Franklin D. Roosevelt Four Freedoms Park was built in 2012 on New York City’s Roosevelt Island to honor the 32nd President of the United States, but based on recent lawsuit, Franklin D. Roosevelt himself would’ve had difficulty accessing it. On March 16, the nonprofit legal center Disability Rights Advocates filed a class action lawsuit in federal court on behalf of individuals with mobility impairments, alleging that the New York State Department of Parks, Recreation and Historic Preservation, and the Four Freedoms Park Conservancy are in violation of the Americans with Disabilities Act.
The plaintiffs, who include the Brooklyn Center for the Independence of the Disabled and several New York City wheelchair users, allege the park is inaccessible due to a number of architectural barriers. Those include a large flight of stairs leading up to the monument, paths of gravel and uneven stone that bypass a majority of the memorial, and steps that inhibit access to a sunken terrace with a view of the city and East River. The lawsuit also claims a lack of accessibility in the gift shop and restrooms.
“The memorial was built very recently, decades after the ADA, and New York State should know better,” said Michelle Caiola, litigation director at DRA. “We can’t figure out what they were thinking, but to leave it as is would give unfettered license to continue building important public spaces with no regard for the civil rights of persons with disabilities.”
FDR, who began using a wheelchair after acquiring polio, helped advance polio research and treatment, and became a prominent icon for wheelchair users. Plaintiffs argue that the park’s lack of accessibility tarnishes his legacys. Plaintiffs argue that the park’s lack of accessibility violates the same rights he championed.
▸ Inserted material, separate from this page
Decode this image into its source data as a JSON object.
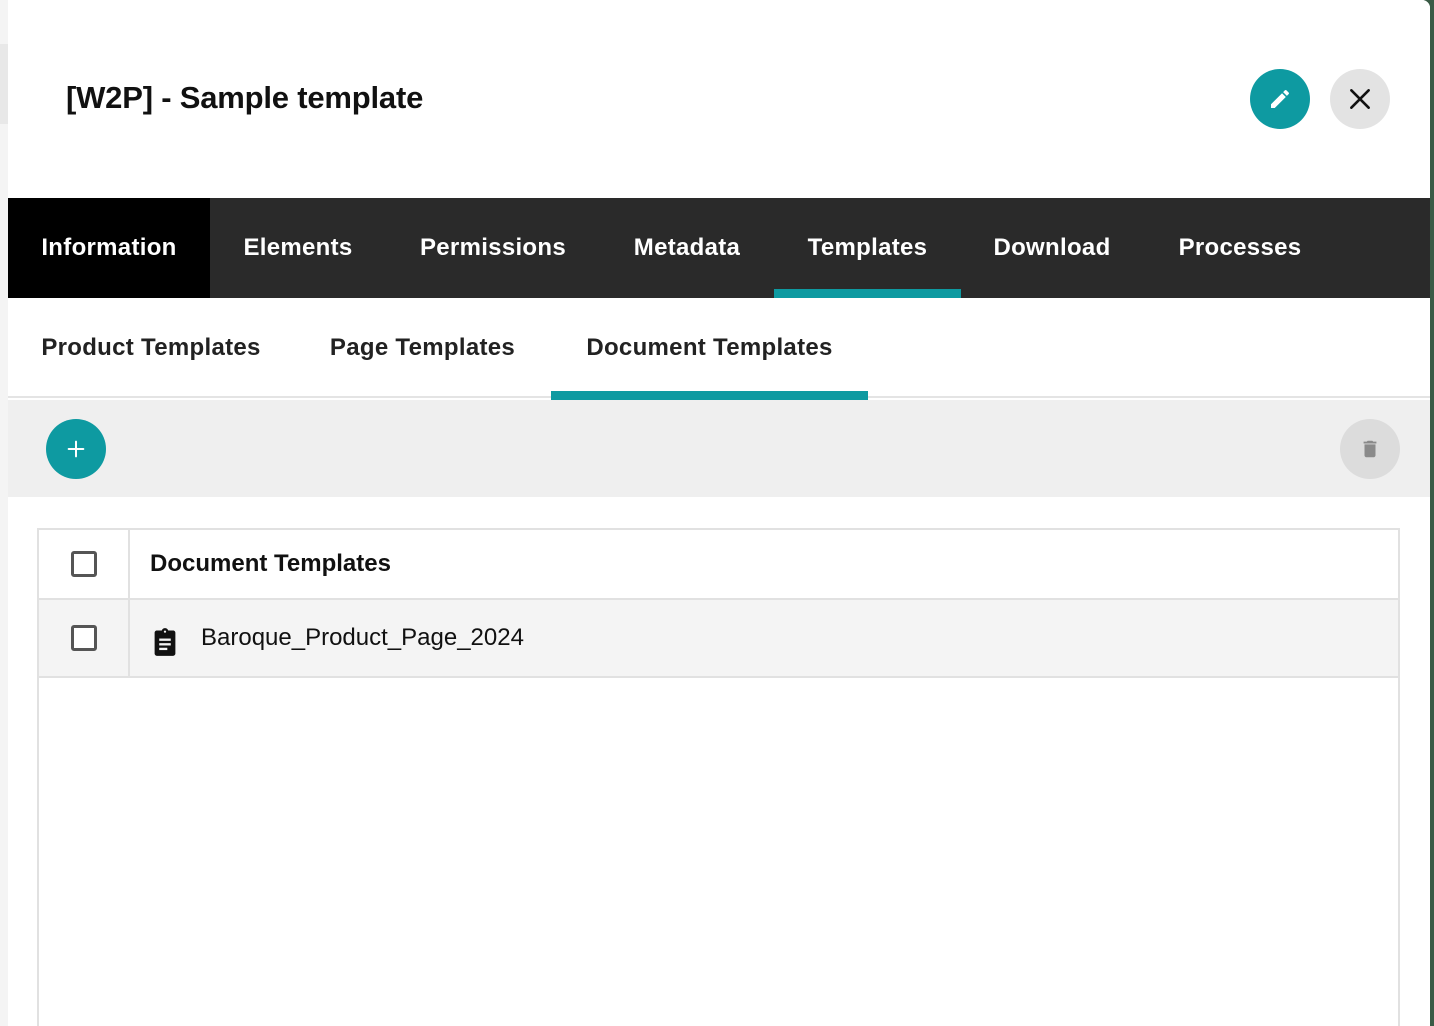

Joseph G. Rapport, executive director of the Brooklyn Center for Independence says: “In a park dedicated to freedom, the choice to deny freedom of access to people with disabilities is just plain wrong. Denying the right of people with disabilities from enjoying the park fully isn’t in keeping with FDR’s life and legacy.”
As of publication, the New York State Department of Parks hasn’t responded to a request for comment.